Now look upon a very different picture. Mr. Preston, of South Carolina, not long since delivered a speech at Columbia in reference to a proposed rail-road. In this speech, in order to stimulate the efforts of the friends of the road, he indulged in the following strain:
"No Southern man can journey (as he had lately done) through the Northern States, and witness the prosperity, the industry, the public spirit which they exhibit—the sedulous cultivation of all those arts by which life is rendered comfortable and respectable—without feelings of deep sadness and shame as he remembers his own neglected and desolate home. There, no dwelling is to be seen abandoned—not a farm uncultivated. Every person and every thing performs a part towards the grand result; and the whole land is covered with fertile fields, with manufactories, and canals, and rail-roads, and edifices, and towns, and cities. We of the South are mistaken in the character of these people, when we think of them only as pedlars in horn flints and bark nutmegs. Their energy and enterprise are directed to all objects great and small within their reach. The number of rail-roads and other modes of expeditious intercommunication knit the whole country into a closely compacted mass, through which the productions of commerce and of the press, the comforts of life, and the means of knowledge, are universally diffused; while the close intercourse of travel and of business makes all neighbors, and promotes a common interest and a common sympathy. How different the condition of these things in the South! Here the face of the country wears the aspect of premature old age and decay. No improvement is seen going on, nothing is done for posterity. No man thinks of anything beyond the present moment."

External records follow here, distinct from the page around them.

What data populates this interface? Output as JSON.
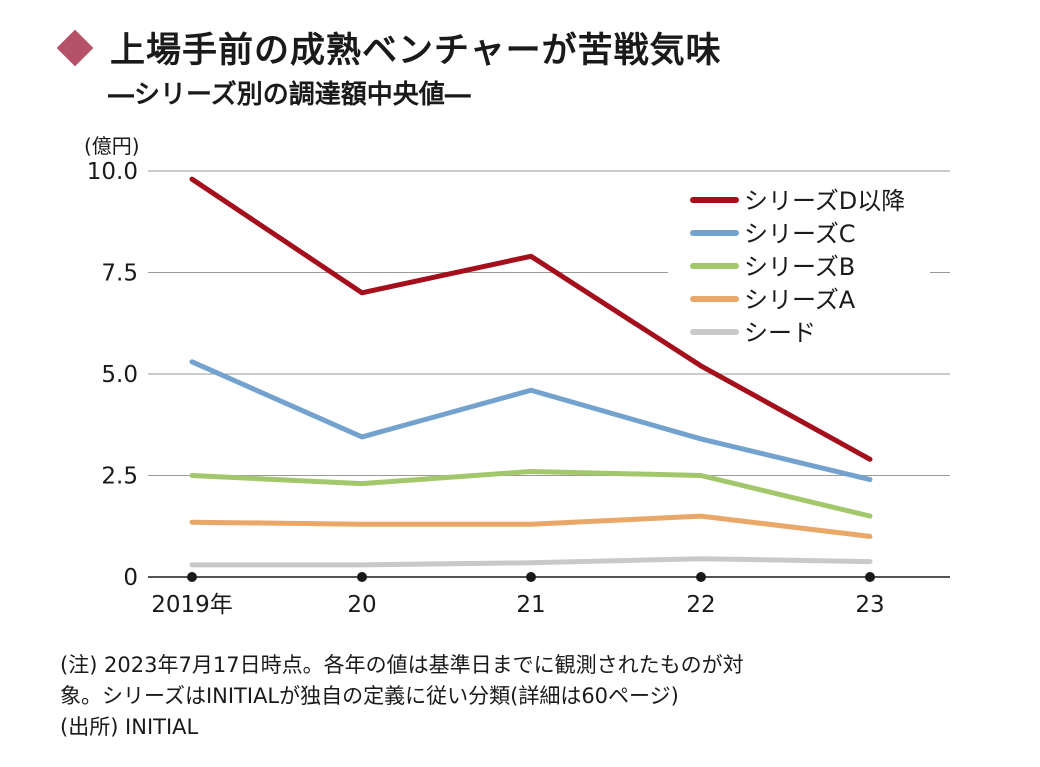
{
  "header": {
    "title": "上場手前の成熟ベンチャーが苦戦気味",
    "subtitle": "―シリーズ別の調達額中央値―"
  },
  "unit_label": "(億円)",
  "footnotes": {
    "note_line1": "(注) 2023年7月17日時点。各年の値は基準日までに観測されたものが対",
    "note_line2": "象。シリーズはINITIALが独自の定義に従い分類(詳細は60ページ)",
    "source": "(出所) INITIAL"
  },
  "chart_data": {
    "type": "line",
    "x": [
      "2019年",
      "20",
      "21",
      "22",
      "23"
    ],
    "ylim": [
      0,
      10
    ],
    "yticks": [
      "0",
      "2.5",
      "5.0",
      "7.5",
      "10.0"
    ],
    "ytick_values": [
      0,
      2.5,
      5,
      7.5,
      10
    ],
    "grid": true,
    "legend": "top-right",
    "series": [
      {
        "name": "シリーズD以降",
        "color": "#a50f1c",
        "values": [
          9.8,
          7.0,
          7.9,
          5.2,
          2.9
        ]
      },
      {
        "name": "シリーズC",
        "color": "#74a2cf",
        "values": [
          5.3,
          3.45,
          4.6,
          3.4,
          2.4
        ]
      },
      {
        "name": "シリーズB",
        "color": "#a3c76b",
        "values": [
          2.5,
          2.3,
          2.6,
          2.5,
          1.5
        ]
      },
      {
        "name": "シリーズA",
        "color": "#e9a868",
        "values": [
          1.35,
          1.3,
          1.3,
          1.5,
          1.0
        ]
      },
      {
        "name": "シード",
        "color": "#c9c9c9",
        "values": [
          0.3,
          0.3,
          0.35,
          0.45,
          0.38
        ]
      }
    ]
  }
}
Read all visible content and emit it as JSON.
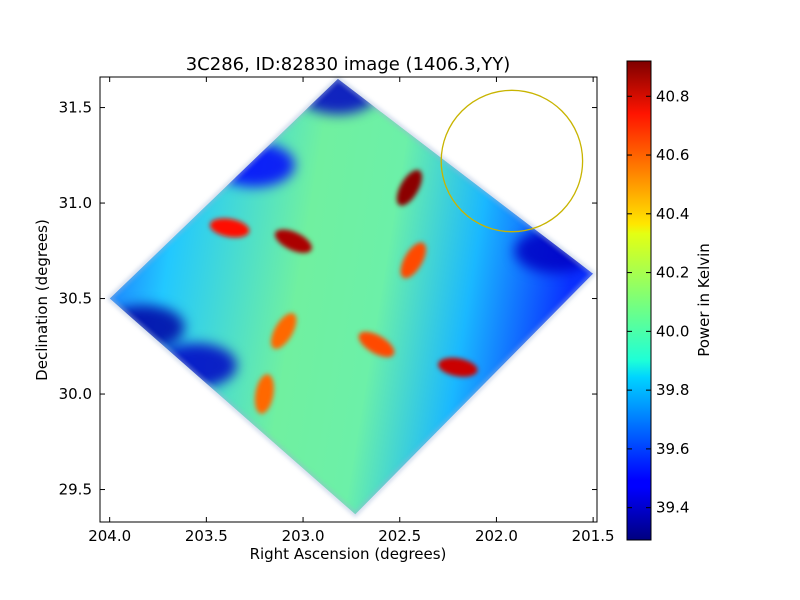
{
  "chart_data": {
    "type": "heatmap",
    "title": "3C286, ID:82830 image (1406.3,YY)",
    "xlabel": "Right Ascension (degrees)",
    "ylabel": "Declination (degrees)",
    "xlim": [
      204.05,
      201.48
    ],
    "ylim": [
      29.33,
      31.66
    ],
    "x_ticks": [
      {
        "value": 204.0,
        "label": "204.0"
      },
      {
        "value": 203.5,
        "label": "203.5"
      },
      {
        "value": 203.0,
        "label": "203.0"
      },
      {
        "value": 202.5,
        "label": "202.5"
      },
      {
        "value": 202.0,
        "label": "202.0"
      },
      {
        "value": 201.5,
        "label": "201.5"
      }
    ],
    "y_ticks": [
      {
        "value": 29.5,
        "label": "29.5"
      },
      {
        "value": 30.0,
        "label": "30.0"
      },
      {
        "value": 30.5,
        "label": "30.5"
      },
      {
        "value": 31.0,
        "label": "31.0"
      },
      {
        "value": 31.5,
        "label": "31.5"
      }
    ],
    "colorbar": {
      "label": "Power in Kelvin",
      "colormap": "jet",
      "range": [
        39.29,
        40.92
      ],
      "ticks": [
        {
          "value": 39.4,
          "label": "39.4"
        },
        {
          "value": 39.6,
          "label": "39.6"
        },
        {
          "value": 39.8,
          "label": "39.8"
        },
        {
          "value": 40.0,
          "label": "40.0"
        },
        {
          "value": 40.2,
          "label": "40.2"
        },
        {
          "value": 40.4,
          "label": "40.4"
        },
        {
          "value": 40.6,
          "label": "40.6"
        },
        {
          "value": 40.8,
          "label": "40.8"
        }
      ]
    },
    "map_footprint_vertices": [
      {
        "ra": 204.0,
        "dec": 30.5
      },
      {
        "ra": 202.82,
        "dec": 31.65
      },
      {
        "ra": 201.5,
        "dec": 30.63
      },
      {
        "ra": 202.73,
        "dec": 29.37
      }
    ],
    "field_circle": {
      "center_ra": 201.92,
      "center_dec": 31.22,
      "radius_dec": 0.37,
      "color": "#c8b400"
    },
    "features": [
      {
        "kind": "hot",
        "ra": 202.45,
        "dec": 31.08,
        "value": 40.9
      },
      {
        "kind": "hot",
        "ra": 203.05,
        "dec": 30.8,
        "value": 40.85
      },
      {
        "kind": "hot",
        "ra": 203.38,
        "dec": 30.87,
        "value": 40.7
      },
      {
        "kind": "hot",
        "ra": 202.43,
        "dec": 30.7,
        "value": 40.6
      },
      {
        "kind": "hot",
        "ra": 203.1,
        "dec": 30.33,
        "value": 40.55
      },
      {
        "kind": "hot",
        "ra": 202.62,
        "dec": 30.26,
        "value": 40.6
      },
      {
        "kind": "hot",
        "ra": 203.2,
        "dec": 30.0,
        "value": 40.55
      },
      {
        "kind": "hot",
        "ra": 202.2,
        "dec": 30.14,
        "value": 40.8
      },
      {
        "kind": "cold",
        "ra": 202.82,
        "dec": 31.58,
        "value": 39.4
      },
      {
        "kind": "cold",
        "ra": 203.55,
        "dec": 30.15,
        "value": 39.4
      },
      {
        "kind": "cold",
        "ra": 201.7,
        "dec": 30.75,
        "value": 39.4
      },
      {
        "kind": "cold",
        "ra": 203.82,
        "dec": 30.35,
        "value": 39.35
      },
      {
        "kind": "cold",
        "ra": 203.25,
        "dec": 31.2,
        "value": 39.5
      }
    ]
  }
}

Yet this same Mr. Preston, thus sensitively alive to the superior happiness and prosperity of the free States, declared in the United States Senate, "Let an abolitionist come within the borders of South Carolina, if we can catch him we will try him, and notwithstanding all the interference of all the governments of the earth, including the Federal Government, we will hang him." [7] In other words, the slaveholders, rather than part with their slaves, are ready to murder, with all the formalities of law, the very men who are laboring to confer on them the envied blessings of the North.